At 5 a.m. EDT, Isabel maintained maximum sustained wind speed of 145 mph with higher gusts, making it a strong Category 4 storm. It would become a Category 5, the top of the scale, if its winds reach 156 mph.
"We're not really expecting an increase to a Category 5," said Martin Nelson, lead forecaster at the National Hurricane Center in Miami. Forecasters said little change in overall strength was expected for the hurricane but there could be fluctuations in the storm's intensity.
Isabel was 650 miles east-northeast of the northern Leeward Islands — in the southeastern Caribbean — and was moving west at 10 mph. Forecasters said the storm could spawn large ocean swells, creating hazardous surf conditions in the Leeward Islands.
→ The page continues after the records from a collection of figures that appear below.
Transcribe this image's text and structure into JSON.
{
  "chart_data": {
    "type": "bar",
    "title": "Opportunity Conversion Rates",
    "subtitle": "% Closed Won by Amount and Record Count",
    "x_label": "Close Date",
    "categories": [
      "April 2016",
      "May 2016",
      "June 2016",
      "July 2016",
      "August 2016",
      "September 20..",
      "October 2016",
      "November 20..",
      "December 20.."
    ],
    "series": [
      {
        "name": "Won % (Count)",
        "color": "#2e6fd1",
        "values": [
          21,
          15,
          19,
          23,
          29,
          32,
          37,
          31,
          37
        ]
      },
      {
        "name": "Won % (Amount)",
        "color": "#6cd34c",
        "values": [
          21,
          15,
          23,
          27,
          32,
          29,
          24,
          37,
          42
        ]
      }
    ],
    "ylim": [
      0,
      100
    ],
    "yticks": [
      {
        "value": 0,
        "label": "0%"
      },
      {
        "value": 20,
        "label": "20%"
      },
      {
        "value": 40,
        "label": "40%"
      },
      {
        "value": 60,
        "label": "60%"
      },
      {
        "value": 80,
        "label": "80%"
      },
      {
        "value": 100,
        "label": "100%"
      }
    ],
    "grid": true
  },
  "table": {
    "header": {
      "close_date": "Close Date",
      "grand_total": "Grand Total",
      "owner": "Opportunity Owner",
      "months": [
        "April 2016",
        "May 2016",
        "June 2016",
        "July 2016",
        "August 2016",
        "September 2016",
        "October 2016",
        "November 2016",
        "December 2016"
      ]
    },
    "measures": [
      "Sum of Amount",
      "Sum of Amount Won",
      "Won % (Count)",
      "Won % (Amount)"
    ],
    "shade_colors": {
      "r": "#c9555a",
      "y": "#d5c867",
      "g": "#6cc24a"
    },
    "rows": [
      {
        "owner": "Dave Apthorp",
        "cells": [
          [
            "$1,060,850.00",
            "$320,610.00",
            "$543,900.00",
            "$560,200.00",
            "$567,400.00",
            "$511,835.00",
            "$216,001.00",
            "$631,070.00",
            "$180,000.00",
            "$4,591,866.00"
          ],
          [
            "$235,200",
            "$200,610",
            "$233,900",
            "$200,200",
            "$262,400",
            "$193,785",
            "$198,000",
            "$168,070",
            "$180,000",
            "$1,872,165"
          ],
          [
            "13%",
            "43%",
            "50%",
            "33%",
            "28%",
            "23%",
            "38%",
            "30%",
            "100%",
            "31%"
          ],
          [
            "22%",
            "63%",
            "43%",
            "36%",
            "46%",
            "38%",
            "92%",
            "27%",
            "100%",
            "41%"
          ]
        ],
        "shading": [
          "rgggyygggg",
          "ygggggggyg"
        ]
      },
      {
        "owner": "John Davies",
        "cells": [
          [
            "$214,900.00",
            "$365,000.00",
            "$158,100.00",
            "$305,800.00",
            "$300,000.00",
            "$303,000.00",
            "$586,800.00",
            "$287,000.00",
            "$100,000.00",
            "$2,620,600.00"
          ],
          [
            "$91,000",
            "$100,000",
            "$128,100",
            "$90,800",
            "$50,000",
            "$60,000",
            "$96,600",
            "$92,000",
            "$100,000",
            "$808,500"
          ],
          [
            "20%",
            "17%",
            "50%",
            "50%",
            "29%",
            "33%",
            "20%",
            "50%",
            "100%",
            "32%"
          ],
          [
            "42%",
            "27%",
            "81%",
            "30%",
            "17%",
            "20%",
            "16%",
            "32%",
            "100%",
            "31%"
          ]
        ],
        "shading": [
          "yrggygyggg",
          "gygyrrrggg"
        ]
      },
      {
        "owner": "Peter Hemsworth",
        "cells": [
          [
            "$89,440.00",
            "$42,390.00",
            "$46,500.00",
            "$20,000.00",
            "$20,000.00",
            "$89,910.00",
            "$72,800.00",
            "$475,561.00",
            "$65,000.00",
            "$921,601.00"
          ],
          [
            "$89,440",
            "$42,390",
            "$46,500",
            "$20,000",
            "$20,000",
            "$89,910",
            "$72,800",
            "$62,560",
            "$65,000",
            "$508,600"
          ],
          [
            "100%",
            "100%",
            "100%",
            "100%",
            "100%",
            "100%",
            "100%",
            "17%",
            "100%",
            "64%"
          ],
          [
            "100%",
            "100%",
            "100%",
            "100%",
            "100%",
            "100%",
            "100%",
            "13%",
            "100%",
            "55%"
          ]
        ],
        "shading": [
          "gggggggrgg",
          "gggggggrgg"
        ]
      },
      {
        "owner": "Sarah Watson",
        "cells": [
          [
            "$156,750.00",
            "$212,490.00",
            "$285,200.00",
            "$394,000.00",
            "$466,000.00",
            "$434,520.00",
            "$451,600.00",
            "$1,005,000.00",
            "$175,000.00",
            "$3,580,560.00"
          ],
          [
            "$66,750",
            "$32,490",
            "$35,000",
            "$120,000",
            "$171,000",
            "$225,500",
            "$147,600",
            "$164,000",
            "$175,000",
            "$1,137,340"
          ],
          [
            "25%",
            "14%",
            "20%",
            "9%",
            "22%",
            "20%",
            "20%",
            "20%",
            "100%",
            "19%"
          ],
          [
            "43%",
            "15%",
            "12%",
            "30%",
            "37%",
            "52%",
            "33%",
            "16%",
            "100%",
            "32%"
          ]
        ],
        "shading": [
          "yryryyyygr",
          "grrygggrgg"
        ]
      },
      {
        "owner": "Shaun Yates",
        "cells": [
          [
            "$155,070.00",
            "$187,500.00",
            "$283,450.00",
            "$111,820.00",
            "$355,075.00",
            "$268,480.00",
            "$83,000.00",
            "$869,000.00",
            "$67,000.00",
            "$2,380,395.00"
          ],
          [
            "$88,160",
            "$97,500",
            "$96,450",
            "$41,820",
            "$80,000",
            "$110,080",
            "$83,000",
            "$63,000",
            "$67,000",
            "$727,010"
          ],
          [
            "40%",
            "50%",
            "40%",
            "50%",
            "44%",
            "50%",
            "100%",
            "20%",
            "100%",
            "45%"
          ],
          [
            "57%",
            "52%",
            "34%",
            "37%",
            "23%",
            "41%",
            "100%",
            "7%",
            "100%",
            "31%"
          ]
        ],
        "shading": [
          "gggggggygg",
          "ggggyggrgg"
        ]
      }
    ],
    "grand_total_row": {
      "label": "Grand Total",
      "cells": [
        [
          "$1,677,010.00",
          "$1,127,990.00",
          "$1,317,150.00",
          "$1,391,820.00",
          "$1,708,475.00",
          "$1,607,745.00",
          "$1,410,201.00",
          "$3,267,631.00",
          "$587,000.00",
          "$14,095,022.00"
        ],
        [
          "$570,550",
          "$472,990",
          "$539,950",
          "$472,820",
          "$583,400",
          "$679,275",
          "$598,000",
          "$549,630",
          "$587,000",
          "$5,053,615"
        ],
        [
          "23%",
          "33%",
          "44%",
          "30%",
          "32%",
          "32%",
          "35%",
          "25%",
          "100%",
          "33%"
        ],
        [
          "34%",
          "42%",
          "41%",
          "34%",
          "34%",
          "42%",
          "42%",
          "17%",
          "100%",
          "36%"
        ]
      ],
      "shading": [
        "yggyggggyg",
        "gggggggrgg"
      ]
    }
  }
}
Still, Nelson said it's too early to say whether the storm will directly threaten other islands or, eventually, the United States.
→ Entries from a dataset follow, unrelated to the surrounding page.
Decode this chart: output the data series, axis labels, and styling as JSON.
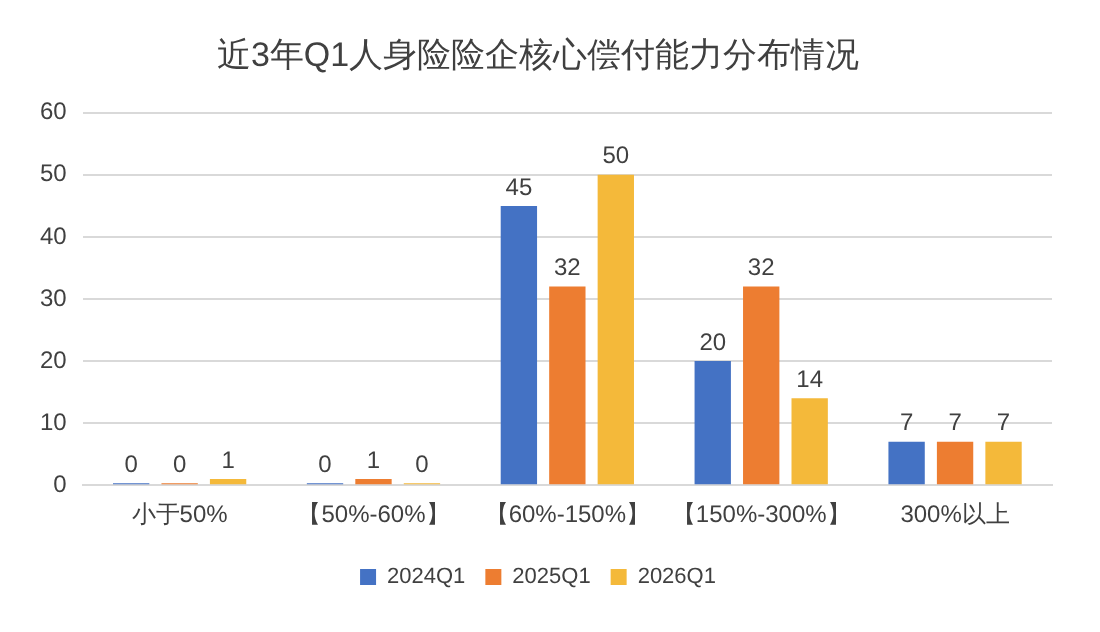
{
  "chart_data": {
    "type": "bar",
    "title": "近3年Q1人身险险企核心偿付能力分布情况",
    "categories": [
      "小于50%",
      "【50%-60%】",
      "【60%-150%】",
      "【150%-300%】",
      "300%以上"
    ],
    "series": [
      {
        "name": "2024Q1",
        "color": "#4472c4",
        "values": [
          0,
          0,
          45,
          20,
          7
        ]
      },
      {
        "name": "2025Q1",
        "color": "#ed7d31",
        "values": [
          0,
          1,
          32,
          32,
          7
        ]
      },
      {
        "name": "2026Q1",
        "color": "#f4b93a",
        "values": [
          1,
          0,
          50,
          14,
          7
        ]
      }
    ],
    "ylim": [
      0,
      60
    ],
    "yticks": [
      0,
      10,
      20,
      30,
      40,
      50,
      60
    ],
    "grid": "y",
    "legend": "bottom",
    "data_labels": true
  }
}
The Atlantic hurricane season began June 1 and ends Nov. 30. Although the exact midpoint of the season was Sept. 1, forecasters say Wednesday is historically the midpoint of seasonal storm formation.
Meanwhile, a tropical depression in the Atlantic was dissipating. The storm was packed 30 mph winds and was moving northward of the Cape Verde Islands. Some heavy rains over portions of the islands were still possible.